21 Jun '21 01:31>1 edit
@mott-the-hoople saidA fair point but:
the town was open to the public
"When we balance the Constitutional rights of owners of property against those of the people to enjoy freedom of press and religion, as we must here, we remain mindful of the fact that the latter occupy a preferred position. [Footnote 7] As we have stated before, the right to exercise the liberties safeguarded by the First Amendment "lies at the foundation of free government by free men," and we must in all cases "weigh the circumstances and . . . appraise the . . . reasons . . . in support of the regulation . . . of the rights." Schneider v. State, 308 U. S. 147, 308 U. S. 161. In our view, the circumstance that the property rights to the premises where the deprivation of liberty, here involved, took place were held by others than the public is not sufficient to justify the State's permitting a corporation to govern a community of citizens so as to restrict their fundamental liberties and the enforcement of such restraint by the application of a state statute. "

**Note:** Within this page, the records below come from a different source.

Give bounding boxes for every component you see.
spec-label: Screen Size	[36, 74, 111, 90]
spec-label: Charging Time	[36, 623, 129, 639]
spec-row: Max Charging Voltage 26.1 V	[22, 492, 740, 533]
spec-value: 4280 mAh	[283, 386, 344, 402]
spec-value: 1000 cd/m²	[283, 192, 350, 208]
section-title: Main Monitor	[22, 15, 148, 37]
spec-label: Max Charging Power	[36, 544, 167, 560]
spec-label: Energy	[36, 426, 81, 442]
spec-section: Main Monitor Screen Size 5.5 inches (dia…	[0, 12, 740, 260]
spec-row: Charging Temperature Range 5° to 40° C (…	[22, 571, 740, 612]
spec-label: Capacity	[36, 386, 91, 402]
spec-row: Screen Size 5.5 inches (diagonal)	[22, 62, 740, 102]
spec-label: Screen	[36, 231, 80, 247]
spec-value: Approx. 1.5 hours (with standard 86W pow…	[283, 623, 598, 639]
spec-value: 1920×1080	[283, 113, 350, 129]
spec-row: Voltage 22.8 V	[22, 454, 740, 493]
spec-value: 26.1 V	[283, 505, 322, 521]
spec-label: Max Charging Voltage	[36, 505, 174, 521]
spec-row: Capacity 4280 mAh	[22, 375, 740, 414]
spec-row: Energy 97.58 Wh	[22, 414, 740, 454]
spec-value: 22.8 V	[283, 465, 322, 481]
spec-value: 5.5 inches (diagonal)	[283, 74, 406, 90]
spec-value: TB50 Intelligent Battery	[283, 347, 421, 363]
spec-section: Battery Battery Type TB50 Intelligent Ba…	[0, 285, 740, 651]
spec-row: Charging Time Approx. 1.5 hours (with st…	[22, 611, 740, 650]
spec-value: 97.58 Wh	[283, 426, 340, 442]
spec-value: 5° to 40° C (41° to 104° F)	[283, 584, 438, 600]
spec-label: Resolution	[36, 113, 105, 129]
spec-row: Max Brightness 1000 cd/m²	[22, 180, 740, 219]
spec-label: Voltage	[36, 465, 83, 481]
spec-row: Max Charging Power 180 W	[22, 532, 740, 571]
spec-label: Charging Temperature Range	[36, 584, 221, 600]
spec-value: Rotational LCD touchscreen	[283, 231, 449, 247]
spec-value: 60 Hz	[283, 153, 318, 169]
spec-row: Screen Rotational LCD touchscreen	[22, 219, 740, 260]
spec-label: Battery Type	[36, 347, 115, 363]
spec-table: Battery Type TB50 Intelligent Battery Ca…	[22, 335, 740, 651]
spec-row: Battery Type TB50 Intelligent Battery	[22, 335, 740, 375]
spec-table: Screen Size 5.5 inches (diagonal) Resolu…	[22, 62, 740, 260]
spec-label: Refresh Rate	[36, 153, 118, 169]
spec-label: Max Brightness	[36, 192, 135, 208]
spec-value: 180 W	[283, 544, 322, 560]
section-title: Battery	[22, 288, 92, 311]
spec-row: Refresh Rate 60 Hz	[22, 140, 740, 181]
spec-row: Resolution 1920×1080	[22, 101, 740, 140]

Marsh v. Alabama, 326 US 501, 509 (1946). https://supreme.justia.com/cases/federal/us/326/501/
I don't see much difference between a corporation doing so and a group of individuals doing so. And such a result would be especially egregious here where the Mayor revealed the names and addresses of those who took a political position she didn't agree with thus possibly exposing them to harassment while she would be supposedly insulated from the same because she lives in a gated community.